Interviennent ensuite la désactivation de HVCI (protection contre le code non signé) et de BitLocker (chiffrement du disque). Respectivement en mettant à zéro une valeur de registre et le paramètre DisableCount de la méthode DisableKeyProtectors.

Une variable pour « casser » Secure Boot

Un PoC pour la faille CVE-2022-21894 est public depuis août 2022. Les concepteurs de BlackLotus semblent s’en être très largement inspirés. Y compris pour mettre en place une persistance.

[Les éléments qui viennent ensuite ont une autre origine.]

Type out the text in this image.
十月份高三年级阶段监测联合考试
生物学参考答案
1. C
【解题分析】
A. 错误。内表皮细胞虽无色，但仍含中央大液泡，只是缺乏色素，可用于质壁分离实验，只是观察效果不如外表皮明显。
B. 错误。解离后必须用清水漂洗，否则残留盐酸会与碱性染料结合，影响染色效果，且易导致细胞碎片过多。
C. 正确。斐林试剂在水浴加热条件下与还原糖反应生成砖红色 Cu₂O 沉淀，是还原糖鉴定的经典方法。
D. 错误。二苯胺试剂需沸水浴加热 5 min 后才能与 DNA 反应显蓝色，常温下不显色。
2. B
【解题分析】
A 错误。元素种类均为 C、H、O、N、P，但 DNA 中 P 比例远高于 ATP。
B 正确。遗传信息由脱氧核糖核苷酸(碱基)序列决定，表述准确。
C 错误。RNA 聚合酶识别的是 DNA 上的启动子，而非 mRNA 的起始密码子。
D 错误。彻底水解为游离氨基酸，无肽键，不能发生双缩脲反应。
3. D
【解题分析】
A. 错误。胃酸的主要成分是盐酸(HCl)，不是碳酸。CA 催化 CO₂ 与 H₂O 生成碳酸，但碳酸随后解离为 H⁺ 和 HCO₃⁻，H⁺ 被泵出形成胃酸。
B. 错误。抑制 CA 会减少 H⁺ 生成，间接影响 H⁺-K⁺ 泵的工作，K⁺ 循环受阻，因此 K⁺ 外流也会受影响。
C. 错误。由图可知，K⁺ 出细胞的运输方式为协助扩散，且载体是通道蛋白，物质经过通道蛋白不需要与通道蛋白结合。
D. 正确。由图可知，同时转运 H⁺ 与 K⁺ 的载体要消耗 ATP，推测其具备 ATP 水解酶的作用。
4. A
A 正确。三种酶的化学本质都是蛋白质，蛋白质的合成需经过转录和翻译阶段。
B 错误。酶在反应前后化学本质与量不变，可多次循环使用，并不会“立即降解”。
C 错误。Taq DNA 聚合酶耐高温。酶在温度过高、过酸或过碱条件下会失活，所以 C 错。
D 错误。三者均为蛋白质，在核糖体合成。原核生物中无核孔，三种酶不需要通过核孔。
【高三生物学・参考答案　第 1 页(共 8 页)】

Dans les grandes lignes, le processus se déroule comme suit :

– L’installeur relance la machine. Le firmware charge alors la première option d’amorçage. Sur les systèmes Windows, il s’agit, par défaut, de bootmgfw.efi.

– S’exécute donc ici la version vulnérable de bootmgfw.efi. Elle charge les paramètres du BCD que l’installeur a déployé. La séquence de démarrage bascule alors vers le bootmgfw.efi placé dans le dossier \system32 de l’ESP.

– Ce dernier charge hvloader.efi et, surtout, diverses options qui se trouvent dans son propre BCD. Dont une, cruciale, qui permet de « casser » Secure Boot. Elle empêche en fait le chargement d’une stratégie en mémoire. Pour cela, elle bloque les adresses supérieures à 0x1000000 ; c’est-à-dire toutes celles où cette politique est autorisée à se placer.

– C’est la porte ouverte à l’activation/désactivation de paramètres qui contrôlent, par exemple, la vérification d’intégrité ou l’exécution de pilotes non signés.

– Dans ce contexte, hvloader.efi peut exécuter l’une des deux DLL susmentionnées. Et qui, elles-mêmes, exécutent le dernier maillon de la chaîne : une application définissant le shim comme méthode de démarrage par défaut.

Un shim… puis BlackLotus

Ce shim, signé par Microsoft, est conçu pour exécuter des bootloaders dont il a vérifié l’intégrité, soit à partir de sa liste de clés (autorisées / révoquées), soit à partir d’une base externe. Cette base (la « liste MOK », pour Machine Owner Key) n’est accessible qu’au démarrage, dans une variable NVRAM.

La vulnérabilité permet d’injecter des clés arbitraires dans cette liste. Et ainsi de faire en sorte que le shim exécute BlackLotus. Le bootkit crée d’abord une variable NVRAM destinée à désactiver les fonctionnalités VBS (sécurité basée sur la virtualisation). Parmi elles, HVCI et Credential Guard. Pour passer encore plus inaperçu, il intercepte certaines commandes de démarrage et tente de désactiver Defender.

BlackLotus installe deux composantes. D’un côté, un pilote kernel. Celui-ci sert notamment à empêcher la suppression des fichiers déposés sur l’ESP. Surtout, il déploie un downloader HTTP et l’injecte dans le processus winlogon.exe. C’est lui communique avec le serveur de commande et de contrôle, par messages chiffrés.